The rate of drug overdose deaths linked to fentanyl in the United States has skyrocketed over the last five years, new federal data showed.

The rate of overdose deaths involving fentanyl spiked by 279% between 2016 and 2021 from 5.7 per 100,000 to 21.6 per 100,000, according to a report published early Wednesday by the National Center for Health Statistics’ National Vital Statistics System — which looked at death certificate records.

“We are always hoping we won’t see a rise in fentanyl deaths, but this really highlights that this is continuing to be the public health problem,” Merianne Spencer, a co-author of the report and a researcher at the Centers for Disease Control and Prevention, told ABC News.

Although the rate of overdose deaths linked to other drugs also saw increases, they were more modest rises and did not reach the levels of fentanyl.

Deaths linked to methamphetamine quadrupled from 2.1 per 100,000 in 2016 to 9.6 per 100,000 in 2021 and deaths due to cocaine more than doubled from 3.5 per 100,000 to 7.9 per 100,000 over the same period.

“When it comes to overdose, really the biggest driver is folks who are really struggling with addiction primarily on street drugs, which fentanyl is primarily found in terms of the street drug supply rather than a prescription medication,” Dr. Allison Lin, an addiction psychiatrist at University of Michigan Medical School, who was not involved in the report, told ABC News.

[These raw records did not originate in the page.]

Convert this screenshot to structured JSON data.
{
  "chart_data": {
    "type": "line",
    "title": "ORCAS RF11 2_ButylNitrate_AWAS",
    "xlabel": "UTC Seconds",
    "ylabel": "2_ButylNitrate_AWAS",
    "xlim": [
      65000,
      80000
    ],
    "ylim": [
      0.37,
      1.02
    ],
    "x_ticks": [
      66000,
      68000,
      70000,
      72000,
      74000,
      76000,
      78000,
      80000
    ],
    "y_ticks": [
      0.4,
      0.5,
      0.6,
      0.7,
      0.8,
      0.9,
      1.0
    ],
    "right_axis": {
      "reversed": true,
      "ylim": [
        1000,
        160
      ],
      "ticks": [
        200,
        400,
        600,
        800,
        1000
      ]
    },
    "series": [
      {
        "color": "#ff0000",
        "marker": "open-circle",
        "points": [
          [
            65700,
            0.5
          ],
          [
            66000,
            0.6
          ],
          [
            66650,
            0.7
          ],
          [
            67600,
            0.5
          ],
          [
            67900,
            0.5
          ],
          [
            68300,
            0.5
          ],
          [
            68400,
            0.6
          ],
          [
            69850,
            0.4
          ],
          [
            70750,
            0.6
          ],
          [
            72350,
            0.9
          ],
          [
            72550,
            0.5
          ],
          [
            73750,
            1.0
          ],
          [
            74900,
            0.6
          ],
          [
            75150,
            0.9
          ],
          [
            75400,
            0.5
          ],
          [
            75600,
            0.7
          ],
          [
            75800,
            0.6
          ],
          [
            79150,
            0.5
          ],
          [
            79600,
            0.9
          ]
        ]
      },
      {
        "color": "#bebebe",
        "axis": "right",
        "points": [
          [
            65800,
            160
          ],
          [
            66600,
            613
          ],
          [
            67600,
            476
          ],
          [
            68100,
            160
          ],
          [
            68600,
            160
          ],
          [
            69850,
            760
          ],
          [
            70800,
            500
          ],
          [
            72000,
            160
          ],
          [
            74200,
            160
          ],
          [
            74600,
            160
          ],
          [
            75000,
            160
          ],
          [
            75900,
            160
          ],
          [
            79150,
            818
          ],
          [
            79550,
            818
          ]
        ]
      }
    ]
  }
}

“And it’s primarily folks who are struggling with addiction to multiple substances, so oftentimes, folks who are using not only fentanyl, but fentanyl plus cocaine or fentanyl plus methamphetamine,” she said.

Meanwhile, drugs that used to make up the majority of overdose deaths — heroin and oxycodone — saw declines in their rates of death.

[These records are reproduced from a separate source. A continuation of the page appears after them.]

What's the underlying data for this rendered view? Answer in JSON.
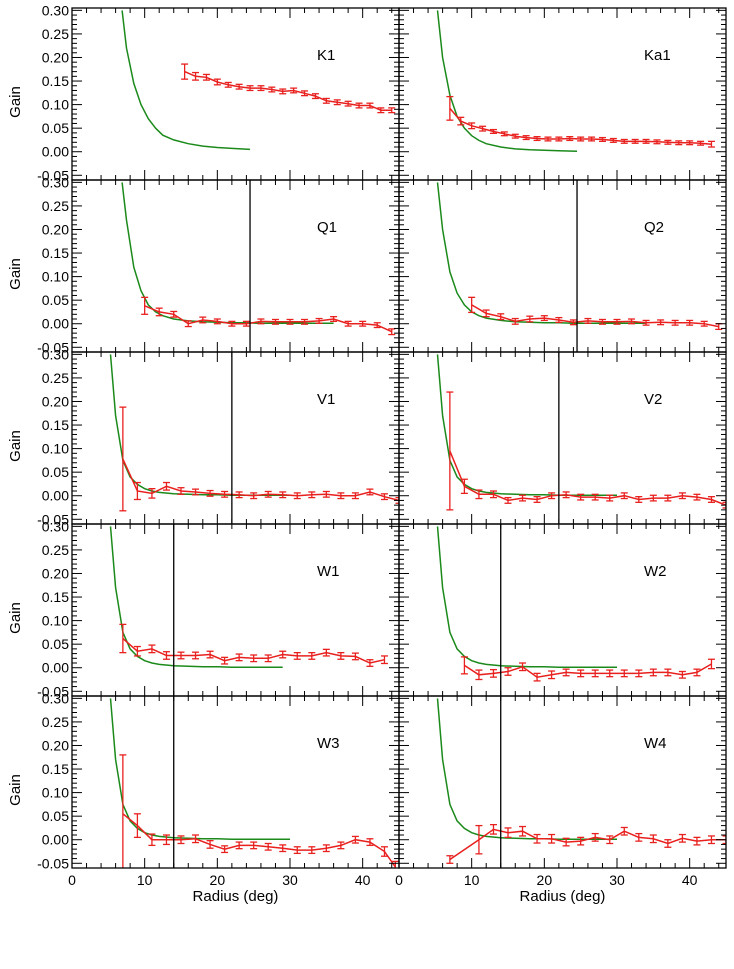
{
  "figure": {
    "ylabel": "Gain",
    "xlabel": "Radius (deg)"
  },
  "colors": {
    "model": "#1b8a1b",
    "data": "#e8201e",
    "marker": "#000000",
    "axis": "#000000"
  },
  "chart_data": [
    {
      "type": "line",
      "label": "K1",
      "xlim": [
        0,
        45
      ],
      "ylim": [
        -0.06,
        0.305
      ],
      "yticks": [
        "-0.05",
        "0.00",
        "0.05",
        "0.10",
        "0.15",
        "0.20",
        "0.25",
        "0.30"
      ],
      "xticks": [],
      "model_curve": {
        "x": [
          6.9,
          7.5,
          8.5,
          9.5,
          10.5,
          11.5,
          12.5,
          14,
          16,
          18,
          20,
          22,
          24.5
        ],
        "y": [
          0.3,
          0.22,
          0.145,
          0.1,
          0.07,
          0.05,
          0.035,
          0.025,
          0.017,
          0.012,
          0.009,
          0.007,
          0.005
        ]
      },
      "data_series": {
        "x": [
          15.5,
          17,
          18.5,
          20,
          21.5,
          23,
          24.5,
          26,
          27.5,
          29,
          30.5,
          32,
          33.5,
          35,
          36.5,
          38,
          39.5,
          41,
          42.5,
          44
        ],
        "y": [
          0.17,
          0.16,
          0.158,
          0.148,
          0.142,
          0.138,
          0.135,
          0.135,
          0.132,
          0.128,
          0.13,
          0.124,
          0.118,
          0.108,
          0.105,
          0.102,
          0.098,
          0.098,
          0.088,
          0.088
        ],
        "err": [
          0.016,
          0.008,
          0.006,
          0.006,
          0.005,
          0.005,
          0.005,
          0.005,
          0.005,
          0.005,
          0.005,
          0.005,
          0.005,
          0.005,
          0.005,
          0.005,
          0.005,
          0.005,
          0.005,
          0.005
        ]
      },
      "marker_x": null
    },
    {
      "type": "line",
      "label": "Ka1",
      "xlim": [
        0,
        45
      ],
      "ylim": [
        -0.06,
        0.305
      ],
      "yticks": [],
      "xticks": [],
      "model_curve": {
        "x": [
          5.3,
          6,
          7,
          8,
          9,
          10,
          11,
          12,
          14,
          16,
          18,
          20,
          22,
          24.5
        ],
        "y": [
          0.3,
          0.2,
          0.12,
          0.075,
          0.05,
          0.034,
          0.024,
          0.017,
          0.01,
          0.006,
          0.004,
          0.003,
          0.002,
          0.001
        ]
      },
      "data_series": {
        "x": [
          7,
          8.5,
          10,
          11.5,
          13,
          14.5,
          16,
          17.5,
          19,
          20.5,
          22,
          23.5,
          25,
          26.5,
          28,
          29.5,
          31,
          32.5,
          34,
          35.5,
          37,
          38.5,
          40,
          41.5,
          43
        ],
        "y": [
          0.092,
          0.065,
          0.055,
          0.049,
          0.043,
          0.038,
          0.033,
          0.03,
          0.028,
          0.027,
          0.027,
          0.028,
          0.027,
          0.027,
          0.026,
          0.024,
          0.022,
          0.022,
          0.022,
          0.021,
          0.02,
          0.019,
          0.019,
          0.018,
          0.016
        ],
        "err": [
          0.025,
          0.008,
          0.006,
          0.005,
          0.004,
          0.004,
          0.004,
          0.004,
          0.004,
          0.004,
          0.004,
          0.004,
          0.004,
          0.004,
          0.004,
          0.004,
          0.004,
          0.004,
          0.004,
          0.004,
          0.004,
          0.004,
          0.004,
          0.004,
          0.006
        ]
      },
      "marker_x": null
    },
    {
      "type": "line",
      "label": "Q1",
      "xlim": [
        0,
        45
      ],
      "ylim": [
        -0.06,
        0.305
      ],
      "yticks": [
        "-0.05",
        "0.00",
        "0.05",
        "0.10",
        "0.15",
        "0.20",
        "0.25",
        "0.30"
      ],
      "xticks": [],
      "model_curve": {
        "x": [
          6.9,
          7.5,
          8.5,
          9.5,
          10.5,
          11.5,
          12.5,
          14,
          16,
          18,
          20,
          22,
          24,
          26,
          28,
          30,
          32,
          34,
          36
        ],
        "y": [
          0.3,
          0.22,
          0.12,
          0.07,
          0.04,
          0.025,
          0.017,
          0.01,
          0.006,
          0.004,
          0.003,
          0.002,
          0.002,
          0.001,
          0.001,
          0.001,
          0.001,
          0.001,
          0.001
        ]
      },
      "data_series": {
        "x": [
          10,
          12,
          14,
          16,
          18,
          20,
          22,
          24,
          26,
          28,
          30,
          32,
          34,
          36,
          38,
          40,
          42,
          44
        ],
        "y": [
          0.038,
          0.025,
          0.02,
          0.0,
          0.008,
          0.005,
          0.0,
          0.0,
          0.005,
          0.004,
          0.004,
          0.004,
          0.006,
          0.01,
          0.0,
          0.0,
          -0.003,
          -0.017
        ],
        "err": [
          0.018,
          0.008,
          0.006,
          0.006,
          0.006,
          0.005,
          0.005,
          0.005,
          0.005,
          0.005,
          0.005,
          0.005,
          0.005,
          0.005,
          0.005,
          0.005,
          0.005,
          0.006
        ]
      },
      "marker_x": 24.5
    },
    {
      "type": "line",
      "label": "Q2",
      "xlim": [
        0,
        45
      ],
      "ylim": [
        -0.06,
        0.305
      ],
      "yticks": [],
      "xticks": [],
      "model_curve": {
        "x": [
          5.3,
          6,
          7,
          8,
          9,
          10,
          11,
          12,
          14,
          16,
          18,
          20,
          22,
          24,
          26,
          28,
          30,
          32,
          34
        ],
        "y": [
          0.3,
          0.2,
          0.11,
          0.065,
          0.04,
          0.025,
          0.017,
          0.012,
          0.007,
          0.004,
          0.003,
          0.002,
          0.002,
          0.001,
          0.001,
          0.001,
          0.001,
          0.001,
          0.001
        ]
      },
      "data_series": {
        "x": [
          10,
          12,
          14,
          16,
          18,
          20,
          22,
          24,
          26,
          28,
          30,
          32,
          34,
          36,
          38,
          40,
          42,
          44
        ],
        "y": [
          0.04,
          0.022,
          0.015,
          0.005,
          0.01,
          0.012,
          0.008,
          0.003,
          0.006,
          0.004,
          0.004,
          0.005,
          0.002,
          0.003,
          0.002,
          0.002,
          0.0,
          -0.006
        ],
        "err": [
          0.016,
          0.007,
          0.006,
          0.006,
          0.006,
          0.005,
          0.005,
          0.005,
          0.005,
          0.005,
          0.005,
          0.005,
          0.005,
          0.005,
          0.005,
          0.005,
          0.005,
          0.006
        ]
      },
      "marker_x": 24.5
    },
    {
      "type": "line",
      "label": "V1",
      "xlim": [
        0,
        45
      ],
      "ylim": [
        -0.06,
        0.305
      ],
      "yticks": [
        "-0.05",
        "0.00",
        "0.05",
        "0.10",
        "0.15",
        "0.20",
        "0.25",
        "0.30"
      ],
      "xticks": [],
      "model_curve": {
        "x": [
          5.3,
          6,
          7,
          8,
          9,
          10,
          11,
          12,
          14,
          16,
          18,
          20,
          22,
          24,
          26,
          28,
          30
        ],
        "y": [
          0.3,
          0.17,
          0.075,
          0.04,
          0.024,
          0.015,
          0.01,
          0.007,
          0.004,
          0.003,
          0.002,
          0.002,
          0.001,
          0.001,
          0.001,
          0.001,
          0.001
        ]
      },
      "data_series": {
        "x": [
          7,
          9,
          11,
          13,
          15,
          17,
          19,
          21,
          23,
          25,
          27,
          29,
          31,
          33,
          35,
          37,
          39,
          41,
          43,
          45
        ],
        "y": [
          0.078,
          0.01,
          0.005,
          0.02,
          0.01,
          0.008,
          0.005,
          0.003,
          0.002,
          0.0,
          0.003,
          0.002,
          0.0,
          0.002,
          0.003,
          0.0,
          0.0,
          0.008,
          -0.002,
          -0.01
        ],
        "err": [
          0.11,
          0.018,
          0.01,
          0.008,
          0.007,
          0.006,
          0.006,
          0.006,
          0.006,
          0.006,
          0.006,
          0.006,
          0.006,
          0.006,
          0.006,
          0.006,
          0.006,
          0.006,
          0.006,
          0.006
        ]
      },
      "marker_x": 22
    },
    {
      "type": "line",
      "label": "V2",
      "xlim": [
        0,
        45
      ],
      "ylim": [
        -0.06,
        0.305
      ],
      "yticks": [],
      "xticks": [],
      "model_curve": {
        "x": [
          5.3,
          6,
          7,
          8,
          9,
          10,
          11,
          12,
          14,
          16,
          18,
          20,
          22,
          24,
          26,
          28,
          30
        ],
        "y": [
          0.3,
          0.17,
          0.075,
          0.04,
          0.024,
          0.015,
          0.01,
          0.007,
          0.004,
          0.003,
          0.002,
          0.002,
          0.001,
          0.001,
          0.001,
          0.001,
          0.001
        ]
      },
      "data_series": {
        "x": [
          7,
          9,
          11,
          13,
          15,
          17,
          19,
          21,
          23,
          25,
          27,
          29,
          31,
          33,
          35,
          37,
          39,
          41,
          43,
          45
        ],
        "y": [
          0.095,
          0.02,
          0.003,
          0.003,
          -0.01,
          -0.005,
          -0.008,
          0.0,
          0.002,
          -0.003,
          -0.003,
          -0.005,
          0.0,
          -0.008,
          -0.005,
          -0.005,
          0.0,
          -0.003,
          -0.008,
          -0.02
        ],
        "err": [
          0.125,
          0.015,
          0.009,
          0.007,
          0.006,
          0.006,
          0.006,
          0.006,
          0.006,
          0.006,
          0.006,
          0.006,
          0.006,
          0.006,
          0.006,
          0.006,
          0.006,
          0.006,
          0.006,
          0.006
        ]
      },
      "marker_x": 22
    },
    {
      "type": "line",
      "label": "W1",
      "xlim": [
        0,
        45
      ],
      "ylim": [
        -0.06,
        0.305
      ],
      "yticks": [
        "-0.05",
        "0.00",
        "0.05",
        "0.10",
        "0.15",
        "0.20",
        "0.25",
        "0.30"
      ],
      "xticks": [],
      "model_curve": {
        "x": [
          5.3,
          6,
          7,
          8,
          9,
          10,
          11,
          12,
          14,
          16,
          18,
          20,
          22,
          24,
          26,
          28,
          29
        ],
        "y": [
          0.3,
          0.17,
          0.075,
          0.04,
          0.024,
          0.015,
          0.01,
          0.007,
          0.004,
          0.003,
          0.002,
          0.002,
          0.001,
          0.001,
          0.001,
          0.001,
          0.001
        ]
      },
      "data_series": {
        "x": [
          7,
          9,
          11,
          13,
          15,
          17,
          19,
          21,
          23,
          25,
          27,
          29,
          31,
          33,
          35,
          37,
          39,
          41,
          43
        ],
        "y": [
          0.062,
          0.035,
          0.04,
          0.026,
          0.026,
          0.026,
          0.028,
          0.015,
          0.022,
          0.02,
          0.02,
          0.028,
          0.025,
          0.025,
          0.032,
          0.025,
          0.024,
          0.01,
          0.017
        ],
        "err": [
          0.03,
          0.01,
          0.008,
          0.008,
          0.007,
          0.007,
          0.007,
          0.007,
          0.007,
          0.007,
          0.007,
          0.007,
          0.007,
          0.007,
          0.007,
          0.007,
          0.007,
          0.007,
          0.008
        ]
      },
      "marker_x": 14
    },
    {
      "type": "line",
      "label": "W2",
      "xlim": [
        0,
        45
      ],
      "ylim": [
        -0.06,
        0.305
      ],
      "yticks": [],
      "xticks": [],
      "model_curve": {
        "x": [
          5.3,
          6,
          7,
          8,
          9,
          10,
          11,
          12,
          14,
          16,
          18,
          20,
          22,
          24,
          26,
          28,
          30
        ],
        "y": [
          0.3,
          0.17,
          0.075,
          0.04,
          0.024,
          0.015,
          0.01,
          0.007,
          0.004,
          0.003,
          0.002,
          0.002,
          0.001,
          0.001,
          0.001,
          0.001,
          0.001
        ]
      },
      "data_series": {
        "x": [
          9,
          11,
          13,
          15,
          17,
          19,
          21,
          23,
          25,
          27,
          29,
          31,
          33,
          35,
          37,
          39,
          41,
          43
        ],
        "y": [
          0.005,
          -0.015,
          -0.012,
          -0.008,
          0.002,
          -0.02,
          -0.015,
          -0.01,
          -0.012,
          -0.012,
          -0.012,
          -0.012,
          -0.012,
          -0.01,
          -0.01,
          -0.015,
          -0.01,
          0.008
        ],
        "err": [
          0.018,
          0.01,
          0.008,
          0.008,
          0.008,
          0.008,
          0.008,
          0.007,
          0.007,
          0.007,
          0.007,
          0.007,
          0.007,
          0.007,
          0.007,
          0.007,
          0.007,
          0.01
        ]
      },
      "marker_x": 14
    },
    {
      "type": "line",
      "label": "W3",
      "xlim": [
        0,
        45
      ],
      "ylim": [
        -0.06,
        0.305
      ],
      "yticks": [
        "-0.05",
        "0.00",
        "0.05",
        "0.10",
        "0.15",
        "0.20",
        "0.25",
        "0.30"
      ],
      "xticks": [
        "0",
        "10",
        "20",
        "30",
        "40"
      ],
      "model_curve": {
        "x": [
          5.3,
          6,
          7,
          8,
          9,
          10,
          11,
          12,
          14,
          16,
          18,
          20,
          22,
          24,
          26,
          28,
          30
        ],
        "y": [
          0.3,
          0.17,
          0.075,
          0.04,
          0.024,
          0.015,
          0.01,
          0.007,
          0.004,
          0.003,
          0.002,
          0.002,
          0.001,
          0.001,
          0.001,
          0.001,
          0.001
        ]
      },
      "data_series": {
        "x": [
          7,
          9,
          11,
          13,
          15,
          17,
          19,
          21,
          23,
          25,
          27,
          29,
          31,
          33,
          35,
          37,
          39,
          41,
          43,
          44.5
        ],
        "y": [
          0.055,
          0.03,
          0.0,
          0.0,
          0.0,
          0.002,
          -0.01,
          -0.02,
          -0.012,
          -0.012,
          -0.015,
          -0.018,
          -0.022,
          -0.022,
          -0.018,
          -0.012,
          0.0,
          -0.005,
          -0.025,
          -0.058
        ],
        "err": [
          0.125,
          0.025,
          0.012,
          0.01,
          0.008,
          0.008,
          0.008,
          0.007,
          0.007,
          0.007,
          0.007,
          0.007,
          0.007,
          0.007,
          0.007,
          0.007,
          0.007,
          0.007,
          0.01,
          0.012
        ]
      },
      "marker_x": 14
    },
    {
      "type": "line",
      "label": "W4",
      "xlim": [
        0,
        45
      ],
      "ylim": [
        -0.06,
        0.305
      ],
      "yticks": [],
      "xticks": [
        "0",
        "10",
        "20",
        "30",
        "40"
      ],
      "model_curve": {
        "x": [
          5.3,
          6,
          7,
          8,
          9,
          10,
          11,
          12,
          14,
          16,
          18,
          20,
          22,
          24,
          26,
          28,
          30
        ],
        "y": [
          0.3,
          0.17,
          0.075,
          0.04,
          0.024,
          0.015,
          0.01,
          0.007,
          0.004,
          0.003,
          0.002,
          0.002,
          0.001,
          0.001,
          0.001,
          0.001,
          0.001
        ]
      },
      "data_series": {
        "x": [
          7,
          11,
          13,
          15,
          17,
          19,
          21,
          23,
          25,
          27,
          29,
          31,
          33,
          35,
          37,
          39,
          41,
          43,
          45
        ],
        "y": [
          -0.042,
          0.0,
          0.022,
          0.015,
          0.018,
          0.002,
          0.002,
          -0.005,
          -0.003,
          0.005,
          0.0,
          0.018,
          0.005,
          0.002,
          -0.008,
          0.003,
          -0.003,
          0.0,
          0.0
        ],
        "err": [
          0.008,
          0.03,
          0.01,
          0.01,
          0.01,
          0.009,
          0.009,
          0.008,
          0.008,
          0.008,
          0.008,
          0.008,
          0.008,
          0.008,
          0.008,
          0.008,
          0.008,
          0.008,
          0.008
        ]
      },
      "marker_x": 14
    }
  ]
}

Rates of heroin overdose fatalities fell from 4.9 per 100,000 to 2.9 per 100,000 while oxycodone overdose death rates fell slightly from 1.9 per 100,000 to 1.5 per 100,000.

Researchers have noted there has been a marked increase in fentanyl use, and subsequently fentanyl overdoses, as heroin overdoses have fallen.

From 2019 to 2020 alone, the rate of fentanyl deaths linked to fentanyl rose by 55% and by 24.1% from 2020 to 2021, according to the report. The Department of Justice and the FBI announced on Tuesday that 300 people were arrested after a year-long operation tracking the trafficking of fentanyl and opioids on the dark web.

There has been a shift from a heroin-based market to a fentanyl-based market, according to the DOJ’s Drug Enforcement Administration.

“The vast majority of our folks or patients with substance use disorders, even if they don’t know it, they’re primarily using the drug supply that’s primarily fentanyl,” Lin said. “So, the folks who were using heroin previously are the folks who are also using fentanyl now. It’s just that the supply of opioids and other drugs in our communities are primarily supplies that are predominantly fentanyl because of all the characteristics of it, how inexpensive it is, how easy it is to cut with other substances, other factors.”

However, the CDC said the decrease in heroin-related deaths is also linked to increased treatments for people who use heroin, as well as increased access to naloxone, which reverses opioid overdoses.

Data showed that, for all five drugs analyzed in 2021, men had higher rates of death than women. The widest gap was when it came to rates of death due to heroin with men having a rate nearly three times higher at 4.2 per 100,000 compared to 1.5 per 100,000 for women.